It Sucks SO bad, Joe...
Straight from the mouth of our nurse at Wisconsin Fertility Institute. That's literally what she said. "It sucks so bad, Joe." Everything has been postponed. I want to cry. I want to scream. But, worst of all, I want to give up.
Before all of this Coronavirus shit hit the fan, I was planning to give you guys a pretty mundane but hopeful update. Our egg donor was getting her body ready, and our surrogate, or Gestational Carrier, was getting hers ready. She had her Sonohysterogram testing done and she passed. She'd also got her CMV testing done which she actually failed. However our doctors were going to give her more medications and retest her at the beginning of March. They were confident all would be fine. There were some significant bills here and there of $200 and $1000 and everything in between. We were about to start treatment on March 23rd. It was all within our grasp. It was all happening. I was so excited to share that good news with all of you.

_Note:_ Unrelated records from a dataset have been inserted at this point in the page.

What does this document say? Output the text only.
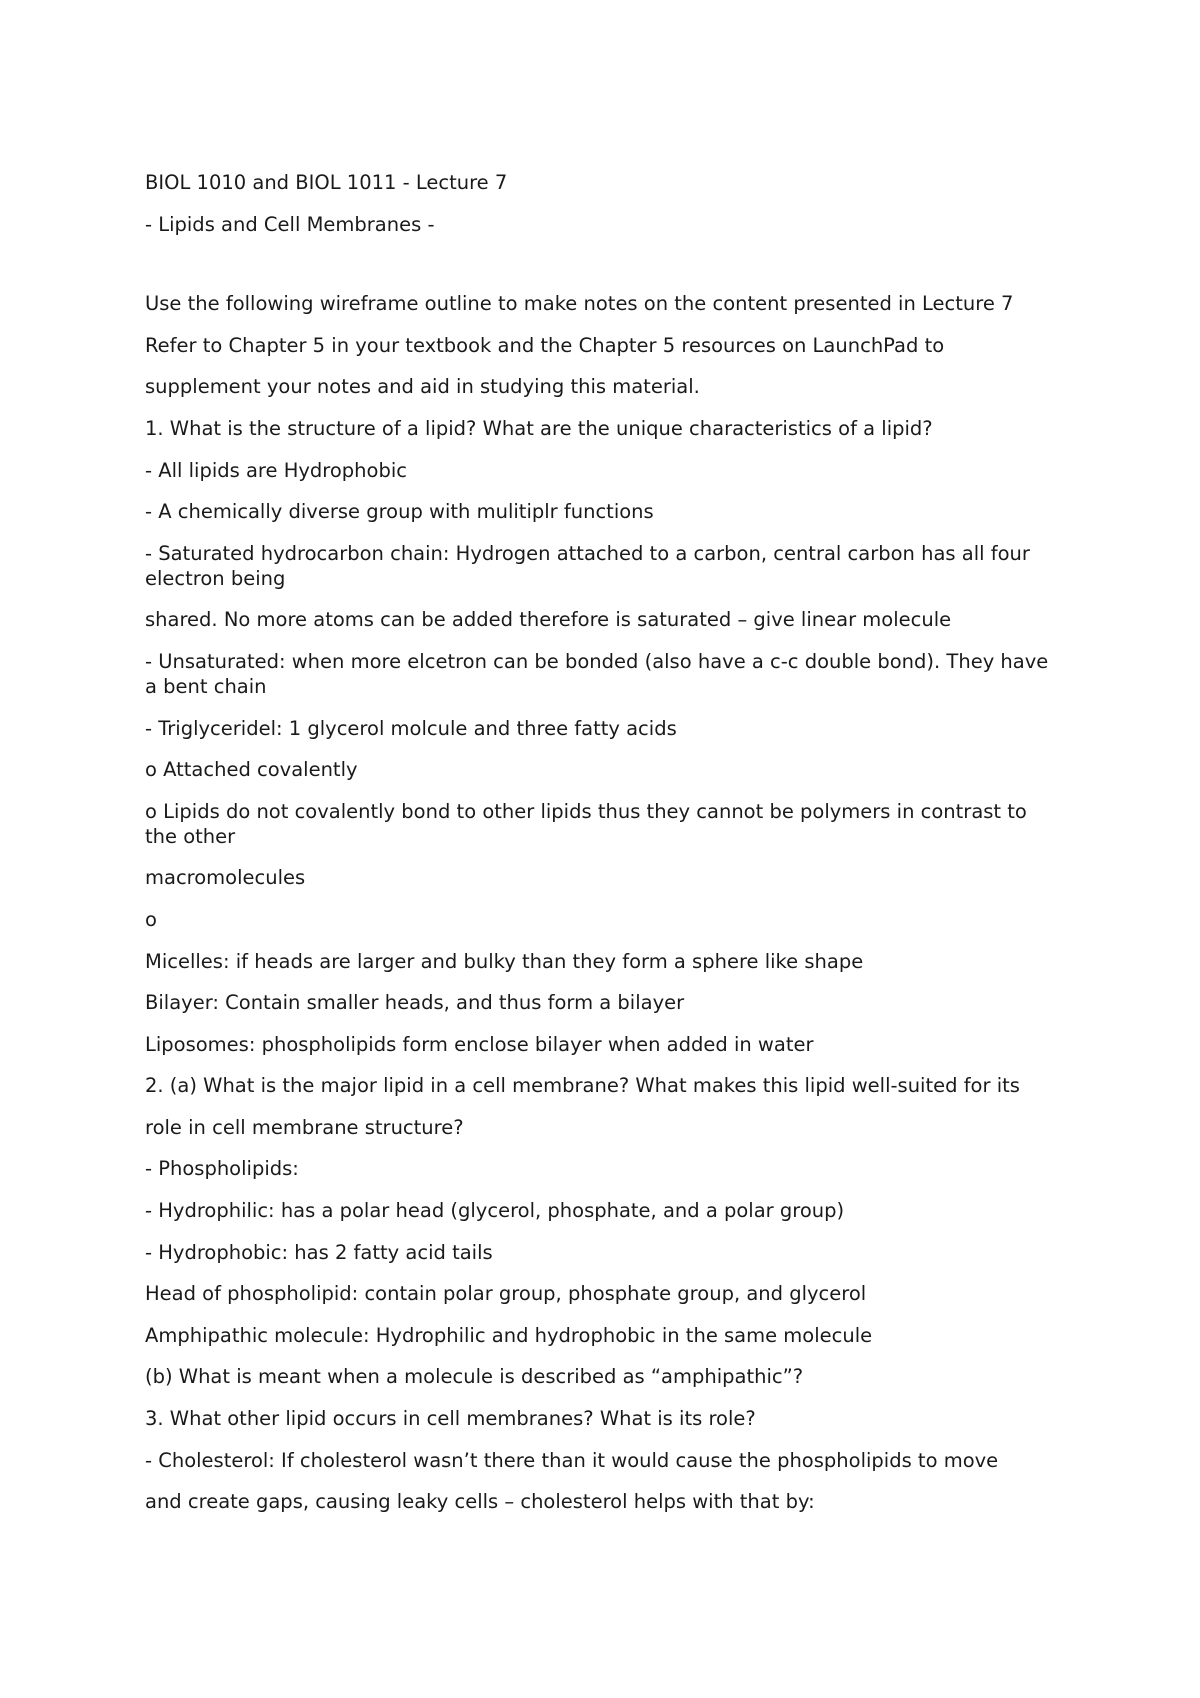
BIOL 1010 and BIOL 1011 - Lecture 7
- Lipids and Cell Membranes -
Use the following wireframe outline to make notes on the content presented in Lecture 7
Refer to Chapter 5 in your textbook and the Chapter 5 resources on LaunchPad to
supplement your notes and aid in studying this material.
1. What is the structure of a lipid? What are the unique characteristics of a lipid?
- All lipids are Hydrophobic
- A chemically diverse group with mulitiplr functions
- Saturated hydrocarbon chain: Hydrogen attached to a carbon, central carbon has all four electron being
shared. No more atoms can be added therefore is saturated – give linear molecule
- Unsaturated: when more elcetron can be bonded (also have a c-c double bond). They have a bent chain
- Triglyceridel: 1 glycerol molcule and three fatty acids
o Attached covalently
o Lipids do not covalently bond to other lipids thus they cannot be polymers in contrast to the other
macromolecules
o
Micelles: if heads are larger and bulky than they form a sphere like shape
Bilayer: Contain smaller heads, and thus form a bilayer
Liposomes: phospholipids form enclose bilayer when added in water
2. (a) What is the major lipid in a cell membrane? What makes this lipid well-suited for its
role in cell membrane structure?
- Phospholipids:
- Hydrophilic: has a polar head (glycerol, phosphate, and a polar group)
- Hydrophobic: has 2 fatty acid tails
Head of phospholipid: contain polar group, phosphate group, and glycerol
Amphipathic molecule: Hydrophilic and hydrophobic in the same molecule
(b) What is meant when a molecule is described as “amphipathic”?
3. What other lipid occurs in cell membranes? What is its role?
- Cholesterol: If cholesterol wasn’t there than it would cause the phospholipids to move
and create gaps, causing leaky cells – cholesterol helps with that by:
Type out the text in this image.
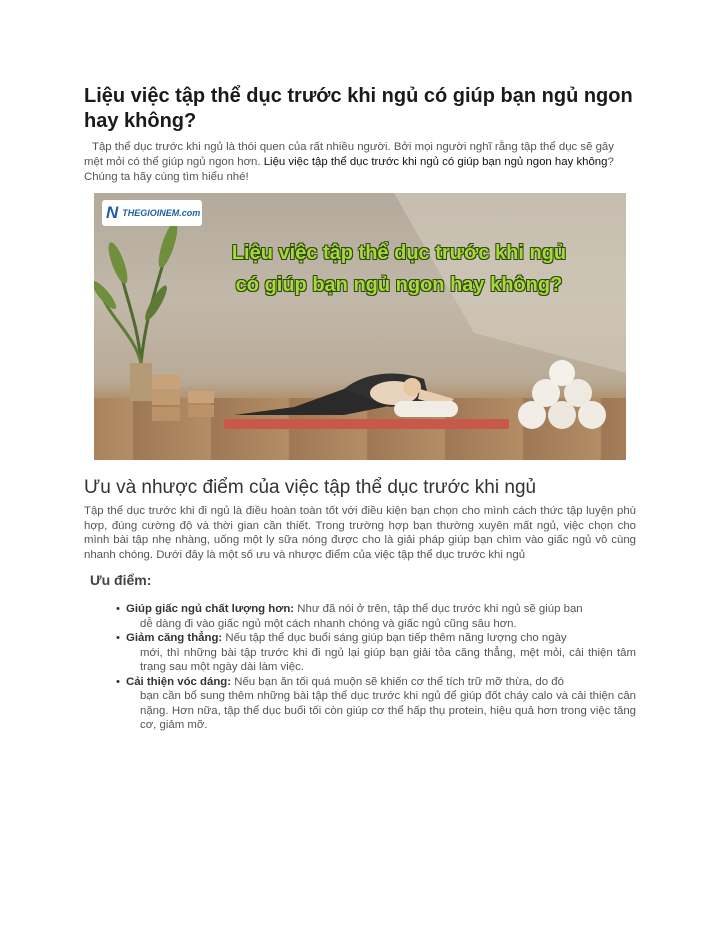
Liệu việc tập thể dục trước khi ngủ có giúp bạn ngủ ngon hay không?

Tập thể dục trước khi ngủ là thói quen của rất nhiều người. Bởi mọi người nghĩ rằng tập thể dục sẽ gây mệt mỏi có thể giúp ngủ ngon hơn. Liệu việc tập thể dục trước khi ngủ có giúp bạn ngủ ngon hay không? Chúng ta hãy cùng tìm hiểu nhé!

N THEGIOINEM.com
Liệu việc tập thể dục trước khi ngủ
có giúp bạn ngủ ngon hay không?
Ưu và nhược điểm của việc tập thể dục trước khi ngủ

Tập thể dục trước khi đi ngủ là điều hoàn toàn tốt với điều kiện bạn chọn cho mình cách thức tập luyện phù hợp, đúng cường độ và thời gian cần thiết. Trong trường hợp bạn thường xuyên mất ngủ, việc chọn cho mình bài tập nhẹ nhàng, uống một ly sữa nóng được cho là giải pháp giúp bạn chìm vào giấc ngủ vô cùng nhanh chóng. Dưới đây là một số ưu và nhược điểm của việc tập thể dục trước khi ngủ

Ưu điểm:
• Giúp giấc ngủ chất lượng hơn: Như đã nói ở trên, tập thể dục trước khi ngủ sẽ giúp bạn
dễ dàng đi vào giấc ngủ một cách nhanh chóng và giấc ngủ cũng sâu hơn.
• Giảm căng thẳng: Nếu tập thể dục buổi sáng giúp bạn tiếp thêm năng lượng cho ngày
mới, thì những bài tập trước khi đi ngủ lại giúp bạn giải tỏa căng thẳng, mệt mỏi, cải thiện tâm trạng sau một ngày dài làm việc.
• Cải thiện vóc dáng: Nếu bạn ăn tối quá muộn sẽ khiến cơ thể tích trữ mỡ thừa, do đó
bạn cần bổ sung thêm những bài tập thể dục trước khi ngủ để giúp đốt cháy calo và cải thiện cân nặng. Hơn nữa, tập thể dục buổi tối còn giúp cơ thể hấp thụ protein, hiệu quả hơn trong việc tăng cơ, giảm mỡ.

And then the last week happened. I don't need to tell you guys how this virus has absolutely turned our whole world upside down. And I don't want to sound too complainy...Cause I know how this has changed people's lives in more terrible ways. Some peeps have been laid off. Some peeps have no money to pay for their kids' meals or daycare. Some peeps have lost their small business. Some peeps have even died! I know. I get it. My problem is minuscule to many. But that doesn't make it any less painful for me and Adan.
Anyways, essentially, all medical treatments by the Wisconsin Fertility Institute have been postponed indefinitely. I am not sure if that means the Coronavirus has to completely disappear for things to re-start or if it just has to be controlled and managed. Either way, their concern, as is everybody's, is that everyone is safe and healthy. Obviously, our surrogate's health and perhaps our future baby's safety is at risk with Coronavirus floating around. Also, the Egg Donation place has cancelled our egg donor's travel, keeping her safety in mind too. So, for now, our eggs are staying in California. Ugh! It all super sucks.
We just found out this information yesterday and there's a chance these things could change and maybe improve. I mean, that's what I keep telling myself. But I know that I should probably prepare myself for a nightmare. Some are saying this virus will terrorize until the end of summer...Maybe even until the end of the year. Now that would be...Heartbreaking. To say the least. I just broke the news to the kids and it was so hard, holding back my tears, trying to not whimper like a big ol' baby. I am also extremely pissed and confused. Are we overreacting? Is this whole thing just the flu? Or are we under reacting?! I mean, 400 some Italians died today! I get it. I am not saying or feeling anything new. Everyone's thinking this. But it really hurts to have a dream and life deferred.
I don't know. Should we even keep doing this? I mean, do we even want to bring a baby into this world with all its viruses and quarantines!? Perhaps life would be nice with just Adan and I and the four kids? Holed up in our bunker forever. No contact with anyone on the outside. Just us. Just me. For-Ev-Er! I mean, we'd be protected from feeling this kind of heartbreak again.